Originally posted by: aphex
Well the reason i ask, i've been looking at car headunits...
Some speak of a 1-bit DAC (Alpine 9857), while others refer to a 24-bit Brown Burr DAC (Premier 880prs), and yet others just say 24-bit DAC (for DVD-Audio)
This is a problem of marketing departments using technical terms.
As stated earlier in the thread, the number of bits in a DAC determines the precision of the output - a 4 bit DAC can produce 16 different analogue voltages, a 16 bit DAC 65536 different voltages and a 24 bit DAC 1677216 different voltages.
CD-audio is recorded at 16 bit resolution. You should get perfect reproduction with a DAC with 16 bit resolution or better. DVD-audio can be recorded at 24 bit, hence DVD-audio players will usually have 24 bit DACs.
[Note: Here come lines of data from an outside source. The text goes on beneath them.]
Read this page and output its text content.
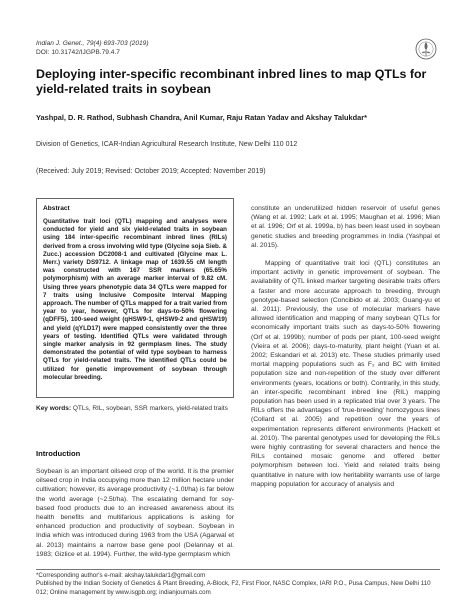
Indian J. Genet., 79(4) 693-703 (2019)
DOI: 10.31742/IJGPB.79.4.7
Deploying inter-specific recombinant inbred lines to map QTLs for yield-related traits in soybean
Yashpal, D. R. Rathod, Subhash Chandra, Anil Kumar, Raju Ratan Yadav and Akshay Talukdar*
Division of Genetics, ICAR-Indian Agricultural Research Institute, New Delhi 110 012
(Received: July 2019; Revised: October 2019; Accepted: November 2019)
Abstract
Quantitative trait loci (QTL) mapping and analyses were conducted for yield and six yield-related traits in soybean using 184 inter-specific recombinant inbred lines (RILs) derived from a cross involving wild type (Glycine soja Sieb. & Zucc.) accession DC2008-1 and cultivated (Glycine max L. Merr.) variety DS9712. A linkage map of 1639.55 cM length was constructed with 167 SSR markers (65.65% polymorphism) with an average marker interval of 9.82 cM. Using three years phenotypic data 34 QTLs were mapped for 7 traits using Inclusive Composite Interval Mapping approach. The number of QTLs mapped for a trait varied from year to year, however, QTLs for days-to-50% flowering (qDFF5), 100-seed weight (qHSW9-1, qHSW9-2 and qHSW19) and yield (qYLD17) were mapped consistently over the three years of testing. Identified QTLs were validated through single marker analysis in 92 germplasm lines. The study demonstrated the potential of wild type soybean to harness QTLs for yield-related traits. The identified QTLs could be utilized for genetic improvement of soybean through molecular breeding.
Key words: QTLs, RIL, soybean, SSR markers, yield-related traits
Introduction
Soybean is an important oilseed crop of the world. It is the premier oilseed crop in India occupying more than 12 million hectare under cultivation; however, its average productivity (~1.0t/ha) is far below the world average (~2.5t/ha). The escalating demand for soy-based food products due to an increased awareness about its health benefits and multifarious applications is asking for enhanced production and productivity of soybean. Soybean in India which was introduced during 1963 from the USA (Agarwal et al. 2013) maintains a narrow base gene pool (Delannay et al. 1983; Gizlice et al. 1994). Further, the wild-type germplasm which

constitute an underutilized hidden reservoir of useful genes (Wang et al. 1992; Lark et al. 1995; Maughan et al. 1996; Mian et al. 1996; Orf et al. 1999a, b) has been least used in soybean genetic studies and breeding programmes in India (Yashpal et al. 2015).

Mapping of quantitative trait loci (QTL) constitutes an important activity in genetic improvement of soybean. The availability of QTL linked marker targeting desirable traits offers a faster and more accurate approach to breeding, through genotype-based selection (Concibido et al. 2003; Guang-yu et al. 2011). Previously, the use of molecular markers have allowed identification and mapping of many soybean QTLs for economically important traits such as days-to-50% flowering (Orf et al. 1999b); number of pods per plant, 100-seed weight (Vieira et al. 2006); days-to-maturity, plant height (Yuan et al. 2002; Eskandari et al. 2013) etc. These studies primarily used mortal mapping populations such as F₂ and BC with limited population size and non-repetition of the study over different environments (years, locations or both). Contrarily, in this study, an inter-specific recombinant inbred line (RIL) mapping population has been used in a replicated trial over 3 years. The RILs offers the advantages of 'true-breeding' homozygous lines (Collard et al. 2005) and repetition over the years of experimentation represents different environments (Hackett et al. 2010). The parental genotypes used for developing the RILs were highly contrasting for several characters and hence the RILs contained mosaic genome and offered better polymorphism between loci. Yield and related traits being quantitative in nature with low heritability warrants use of large mapping population for accuracy of analysis and

*Corresponding author's e-mail: akshay.talukdar1@gmail.com
Published by the Indian Society of Genetics & Plant Breeding, A-Block, F2, First Floor, NASC Complex, IARI P.O., Pusa Campus, New Delhi 110 012; Online management by www.isgpb.org; indianjournals.com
the term '1-bit' DAC is misleading. It describes a particular design of DAC, called a delta-sigma modulator (Marketing literature may also call this a bitstream converter). It doesn't tell you anything about the precision or quality of the overall DAC system. You can get 16 bit, 20 bit and 24 bit delta-sigma DACs. Indeed, the vast majority of audio DACs available today are delta-sigma DACs.
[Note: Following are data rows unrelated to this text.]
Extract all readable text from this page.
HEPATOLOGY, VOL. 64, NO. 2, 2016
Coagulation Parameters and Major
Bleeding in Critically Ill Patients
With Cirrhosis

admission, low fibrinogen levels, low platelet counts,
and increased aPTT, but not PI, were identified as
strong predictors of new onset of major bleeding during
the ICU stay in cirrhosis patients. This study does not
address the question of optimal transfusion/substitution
(I'll skip the theory of delta-sigma modulators, but they allow you to make a very high quality DAC out of a simple 1 bit DAC and a bundle of digital/analogue processing circuitry). It gets even more confusing, because some of highest-end audio DACs actually use delta-sigma modulators with 3 or 4 bits!
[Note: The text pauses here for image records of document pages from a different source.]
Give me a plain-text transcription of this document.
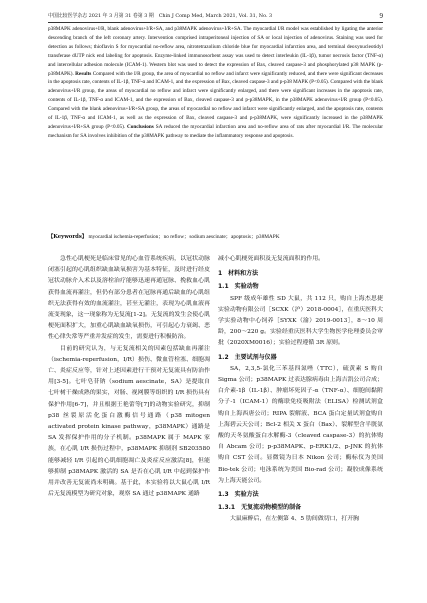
中国比较医学杂志 2021 年 3 月第 31 卷第 3 期　Chin J Comp Med, March 2021, Vol. 31, No. 3	9
p38MAPK adenovirus+I/R, blank adenovirus+I/R+SA, and p38MAPK adenovirus+I/R+SA. The myocardial I/R model was established by ligating the anterior descending branch of the left coronary artery. Intervention comprised intraperitoneal injection of SA or local injection of adenovirus. Staining was used for detection as follows; thioflavin S for myocardial no-reflow area, nitrotetrazolium chloride blue for myocardial infarction area, and terminal deoxynucleotidyl transferase dUTP nick end labeling for apoptosis. Enzyme-linked immunosorbent assay was used to detect interleukin (IL-1β), tumor necrosis factor (TNF-α) and intercellular adhesion molecule (ICAM-1). Western blot was used to detect the expression of Bax, cleaved caspase-3 and phosphorylated p38 MAPK (p-p38MAPK). Results Compared with the I/R group, the area of myocardial no reflow and infarct were significantly reduced, and there were significant decreases in the apoptosis rate, contents of IL-1β, TNF-α and ICAM-1, and the expression of Bax, cleaved caspase-3 and p-p38 MAPK (P<0.05). Compared with the blank adenovirus+I/R group, the areas of myocardial no reflow and infarct were significantly enlarged, and there were significant increases in the apoptosis rate, contents of IL-1β, TNF-α and ICAM-1, and the expression of Bax, cleaved caspase-3 and p-p38MAPK, in the p38MAPK adenovirus+I/R group (P<0.05). Compared with the blank adenovirus+I/R+SA group, the areas of myocardial no reflow and infarct were significantly enlarged, and the apoptosis rate, contents of IL-1β, TNF-α and ICAM-1, as well as the expression of Bax, cleaved caspase-3 and p-p38MAPK, were significantly increased in the p38MAPK adenovirus+I/R+SA group (P<0.05). Conclusions SA reduced the myocardial infarction area and no-reflow area of rats after myocardial I/R. The molecular mechanism for SA involves inhibition of the p38MAPK pathway to mediate the inflammatory response and apoptosis.
【Keywords】 myocardial ischemia-reperfusion；no reflow；sodium aescinate；apoptosis；p38MAPK

急性心肌梗死是临床常见的心血管系统疾病，以冠状动脉闭塞引起的心肌组织缺血缺氧损害为基本特征，及时进行经皮冠状动脉介入术以及溶栓治疗能够迅速再通冠脉、挽救血心肌获得血流再灌注，但仍有部分患者在冠脉再通后缺血的心肌组织无法获得有效的血流灌注，甚至无灌注，表现为心肌血液再流变现象，这一现象称为无复流[1-2]。无复流的发生会使心肌梗死面积扩大，加重心肌缺血缺氧损伤，可引起心力衰竭、恶性心律失常等严重并发症的发生，需要进行积极防治。

目前的研究认为，与无复流相关的因素包括缺血再灌注（ischemia-reperfusion，I/R）损伤、微血管栓塞、细胞凋亡、炎症反应等，针对上述因素进行干预对无复流具有防治作用[3-5]。七叶皂苷钠（sodium aescinate，SA）是提取自七叶树干燥成熟的果实，对肠、视网膜等组织的 I/R 损伤具有保护作用[6-7]，并且根据王艳蕾等[7]的动物实验研究，抑制 p38 丝裂原活化蛋白激酶信号通路（p38 mitogen activated protein kinase pathway，p38MAPK）通路是 SA 发挥保护作用的分子机制。p38MAPK 属于 MAPK 家族，在心肌 I/R 损伤过程中，p38MAPK 抑制剂 SB203580 能够减轻 I/R 引起的心肌细胞凋亡及炎症反应激活[8]，但能够抑制 p38MAPK 激活的 SA 是否在心肌 I/R 中起到保护作用并改善无复流尚未明确。基于此，本实验将以大鼠心肌 I/R 后无复流模型为研究对象，观察 SA 通过 p38MAPK 通路

减小心肌梗死面积及无复流面积的作用。

1　材料和方法
1.1　实验动物

SPF 级成年雄性 SD 大鼠，共 112 只，购自上海杰思捷实验动物有限公司［SCXK（沪）2018-0004］，在重庆医科大学实验动物中心饲养［SYXK（渝）2019-0013］，8～10 周龄，200～220 g。实验经重庆医科大学生物医学伦理委员会审批（2020XM0016）；实验过程遵循 3R 原则。

1.2　主要试剂与仪器

SA，2,3,5-氯化三苯基四氮唑（TTC），硫黄素 S 购自 Sigma 公司；p38MAPK 过表达腺病毒由上海吉凯公司合成；白介素-1β（IL-1β）、肿瘤坏死因子-α（TNF-α）、细胞间黏附分子-1（ICAM-1）的酶联免疫吸附法（ELISA）检测试剂盒购自上海西唐公司；RIPA 裂解液、BCA 蛋白定量试剂盒购自上海碧云天公司；Bcl-2 相关 X 蛋白（Bax）、裂解型含半胱氨酸的天冬氨酸蛋白水解酶-3（cleaved caspase-3）的抗体购自 Abcam 公司；p-p38MAPK、p-ERK1/2、p-JNK 的抗体购自 CST 公司。显微镜为日本 Nikon 公司；酶标仪为美国 Bio-tek 公司；电泳系统为美国 Bio-rad 公司；凝胶成像系统为上海天能公司。

1.3　实验方法
1.3.1　无复流动物模型的制备

大鼠麻醉后，在左侧第 4、5 肋间做切口，打开胸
Burr Brown, used to be a company that specialized in making high quality DACs and ADCs, serving the mid-high-end and very-high-end markets. Texas Instruments bought them out in 2000, but retained the Burr-brown name on the old Burr-brown products. TI haven't use the Burr-brown name on their new products, and much of the BB technology has mingled with TI technology. So, although Burr-brown made products serving the high end, their products are relatively old technology, and modern products (either from TI, or other manufacturers) may be better.